Trump's announcement indicates that the president has backed down on his demand to keep the government closed until he receives funding for a border wall along the U.S.-Mexico border. Rather, the government will reopen and allow legislators to work on a larger immigration and border security compromise. "I am very proud to announce today that we have reached a deal to end the shutdown and reopen the federal government," the president told reporters in the Rose Garden of the White House.
During the president's speech, he addressed the nearly 800,000 federal employees who have either been furloughed or asked to work without pay.

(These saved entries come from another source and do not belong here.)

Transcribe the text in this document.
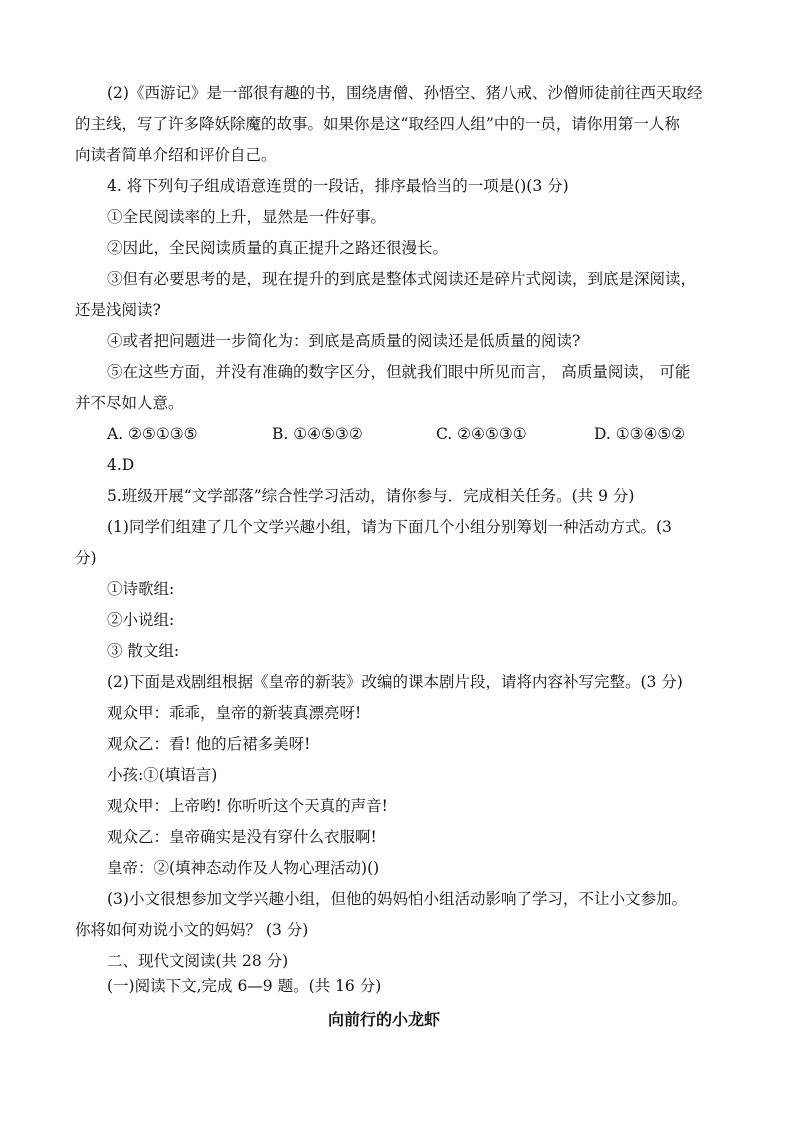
(2)《西游记》是一部很有趣的书，围绕唐僧、孙悟空、猪八戒、沙僧师徒前往西天取经
的主线，写了许多降妖除魔的故事。如果你是这“取经四人组”中的一员，请你用第一人称
向读者简单介绍和评价自己。
4. 将下列句子组成语意连贯的一段话，排序最恰当的一项是()(3 分)
①全民阅读率的上升，显然是一件好事。
②因此，全民阅读质量的真正提升之路还很漫长。
③但有必要思考的是，现在提升的到底是整体式阅读还是碎片式阅读，到底是深阅读，
还是浅阅读?
④或者把问题进一步简化为：到底是高质量的阅读还是低质量的阅读?
⑤在这些方面，并没有准确的数字区分，但就我们眼中所见而言， 高质量阅读， 可能
并不尽如人意。
A. ②⑤①③⑤	B. ①④⑤③②	C. ②④⑤③①	D. ①③④⑤②
4.D
5.班级开展“文学部落”综合性学习活动，请你参与．完成相关任务。(共 9 分)
(1)同学们组建了几个文学兴趣小组，请为下面几个小组分别筹划一种活动方式。(3
分)
①诗歌组:
②小说组:
③ 散文组:
(2)下面是戏剧组根据《皇帝的新装》改编的课本剧片段，请将内容补写完整。(3 分)
观众甲：乖乖，皇帝的新装真漂亮呀!
观众乙：看! 他的后裙多美呀!
小孩:①(填语言)
观众甲：上帝哟! 你听听这个天真的声音!
观众乙：皇帝确实是没有穿什么衣服啊!
皇帝：②(填神态动作及人物心理活动)()
(3)小文很想参加文学兴趣小组，但他的妈妈怕小组活动影响了学习，不让小文参加。
你将如何劝说小文的妈妈？ (3 分)
二、现代文阅读(共 28 分)
(一)阅读下文,完成 6—9 题。(共 16 分)
向前行的小龙虾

Following the decision, Congress quickly passed spending bills that will return closed federal agencies to normal operation. “I will make sure that all employees receive their back pay very quickly or as soon as possible,” he said. “It will happen fast.”
However, as the president announced the reopening, the teleprompter apparently froze which allowed Trump to fall back on baseless claims during an improvised tangent.

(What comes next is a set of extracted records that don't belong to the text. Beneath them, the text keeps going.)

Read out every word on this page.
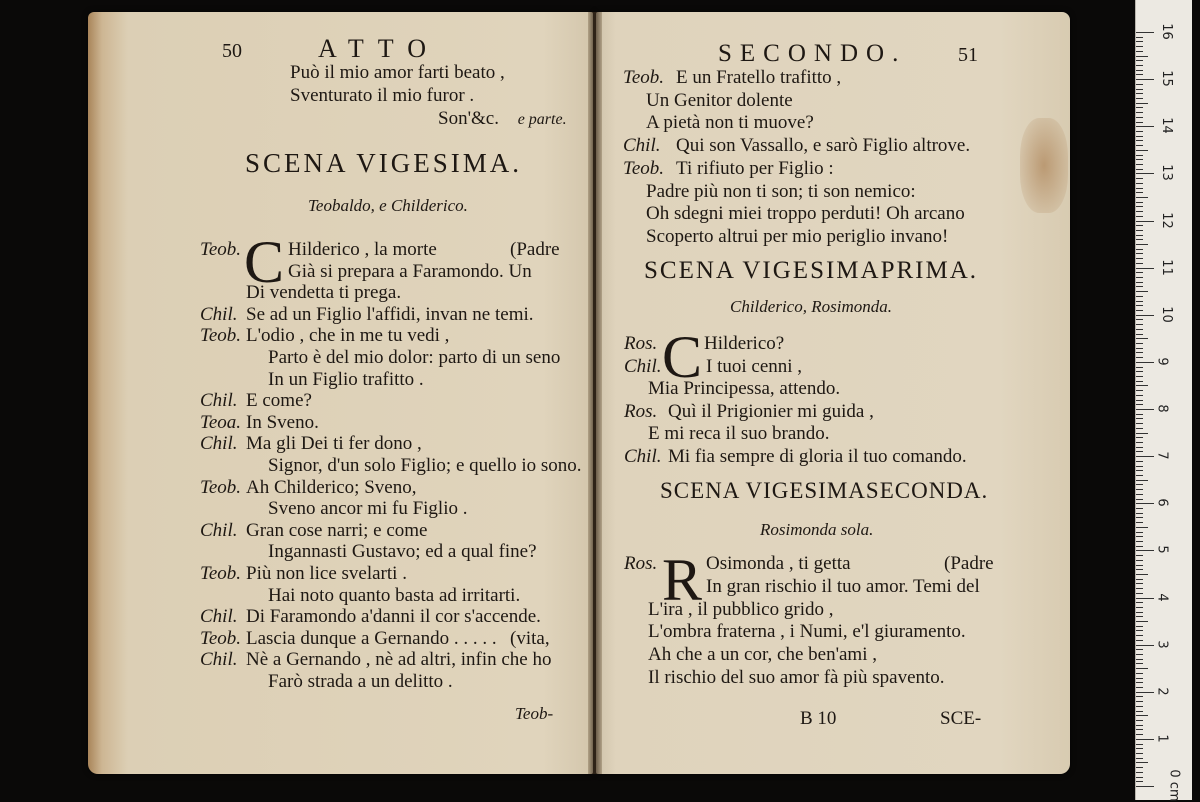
50	ATTO
Può il mio amor farti beato ,
Sventurato il mio furor .
Son'&c. e parte.
SCENA VIGESIMA.
Teobaldo, e Childerico.
C
Teob. Hilderico , la morte	(Padre
Già si prepara a Faramondo. Un
Di vendetta ti prega.
Chil. Se ad un Figlio l'affidi, invan ne temi.
Teob. L'odio , che in me tu vedi ,
Parto è del mio dolor: parto di un seno
In un Figlio trafitto .
Chil. E come?
Teoa. In Sveno.
Chil. Ma gli Dei ti fer dono ,
Signor, d'un solo Figlio; e quello io sono.
Teob. Ah Childerico; Sveno,
Sveno ancor mi fu Figlio .
Chil. Gran cose narri; e come
Ingannasti Gustavo; ed a qual fine?
Teob. Più non lice svelarti .
Hai noto quanto basta ad irritarti.
Chil. Di Faramondo a'danni il cor s'accende.
Teob. Lascia dunque a Gernando . . . . . (vita,
Chil. Nè a Gernando , nè ad altri, infin che ho
Farò strada a un delitto .
Teob-
SECONDO.	51
Teob. E un Fratello trafitto ,
Un Genitor dolente
A pietà non ti muove?
Chil. Qui son Vassallo, e sarò Figlio altrove.
Teob. Ti rifiuto per Figlio :
Padre più non ti son; ti son nemico:
Oh sdegni miei troppo perduti! Oh arcano
Scoperto altrui per mio periglio invano!
SCENA VIGESIMAPRIMA.
Childerico, Rosimonda.
C
Ros. Hilderico?
Chil. I tuoi cenni ,
Mia Principessa, attendo.
Ros. Quì il Prigionier mi guida ,
E mi reca il suo brando.
Chil. Mi fia sempre di gloria il tuo comando.
SCENA VIGESIMASECONDA.
Rosimonda sola.
R
Ros.	Osimonda , ti getta	(Padre
In gran rischio il tuo amor. Temi del
L'ira , il pubblico grido ,
L'ombra fraterna , i Numi, e'l giuramento.
Ah che a un cor, che ben'ami ,
Il rischio del suo amor fà più spavento.
B 10	SCE-
16
15
14
13
12
11
10
9
8
7
6
5
4
3
2
1
0 cm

Although the president failed to coerce Democrats into allocating billions of dollars towards his wall, he indicated that should the two parties fail to come to a wall funding agreement by the Feb. 15 deadline, he is prepared to restore the tensions or declare a national emergency and circumvent the legislative branch alltogether. “We really have no choice but to build a powerful wall or steel barrier,” the president said. “If we don’t get a fair deal from Congress, the government will either shut down on February 15, or I will use the powers afforded to me under the laws and Constitution of the United States to address this emergency.”
Trump also droned on about the perceived dangers at the Southern border, painting a grim picture of how he believes immigrants are putting the country's safety at risk. "Women are tied up. They are bound. Duct tape put around their faces... in many cases, they cannot even breathe," he said. "They are put in the backs of cars or vans or trucks. They don't go through port of entry. They make a right turn into the US."

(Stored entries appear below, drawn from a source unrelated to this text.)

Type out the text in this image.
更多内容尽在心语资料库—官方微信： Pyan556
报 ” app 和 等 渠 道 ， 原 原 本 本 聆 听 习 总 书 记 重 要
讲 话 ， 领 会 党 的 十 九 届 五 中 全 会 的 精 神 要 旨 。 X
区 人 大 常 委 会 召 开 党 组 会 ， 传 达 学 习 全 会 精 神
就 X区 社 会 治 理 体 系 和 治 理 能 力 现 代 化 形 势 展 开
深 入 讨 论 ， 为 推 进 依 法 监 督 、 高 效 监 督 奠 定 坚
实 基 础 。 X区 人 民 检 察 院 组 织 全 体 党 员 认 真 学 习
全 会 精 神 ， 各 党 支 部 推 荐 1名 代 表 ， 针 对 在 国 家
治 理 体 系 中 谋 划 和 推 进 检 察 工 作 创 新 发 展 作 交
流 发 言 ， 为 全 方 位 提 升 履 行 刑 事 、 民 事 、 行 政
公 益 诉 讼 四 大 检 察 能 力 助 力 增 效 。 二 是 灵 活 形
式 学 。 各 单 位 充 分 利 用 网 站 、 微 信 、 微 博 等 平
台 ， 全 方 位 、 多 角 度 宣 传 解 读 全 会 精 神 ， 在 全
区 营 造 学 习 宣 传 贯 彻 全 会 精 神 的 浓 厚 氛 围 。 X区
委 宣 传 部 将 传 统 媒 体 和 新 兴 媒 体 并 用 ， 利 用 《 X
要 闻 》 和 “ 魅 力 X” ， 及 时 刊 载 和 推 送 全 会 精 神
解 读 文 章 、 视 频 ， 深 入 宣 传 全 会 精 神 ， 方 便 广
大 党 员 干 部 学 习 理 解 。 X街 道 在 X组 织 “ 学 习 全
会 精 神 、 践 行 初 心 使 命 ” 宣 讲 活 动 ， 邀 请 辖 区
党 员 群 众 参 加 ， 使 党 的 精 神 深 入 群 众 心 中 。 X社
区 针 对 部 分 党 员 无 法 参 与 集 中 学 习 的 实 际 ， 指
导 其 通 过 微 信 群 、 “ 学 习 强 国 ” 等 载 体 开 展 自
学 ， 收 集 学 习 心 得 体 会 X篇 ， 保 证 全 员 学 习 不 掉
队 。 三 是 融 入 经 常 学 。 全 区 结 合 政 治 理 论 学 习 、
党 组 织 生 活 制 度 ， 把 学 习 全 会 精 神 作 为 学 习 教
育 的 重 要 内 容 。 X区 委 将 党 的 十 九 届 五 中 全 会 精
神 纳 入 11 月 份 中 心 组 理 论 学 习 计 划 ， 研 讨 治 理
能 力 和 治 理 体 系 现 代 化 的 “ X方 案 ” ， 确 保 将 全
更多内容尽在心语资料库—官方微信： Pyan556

Senate majority leader Mitch McConnell then reiterated the party's dedication to constructing a physical barrier along the souther border in his Congressional address, which immediately followed the president's. "I was glad to see today the president's announcement that he and our Democratic colleagues have reached an agreement," he said. He stated that he hopes Democratic legislators will "stay true to their committment" that once the government is reopened, border security measures will be discussed, which McConnell reiterated would include "physical barriers."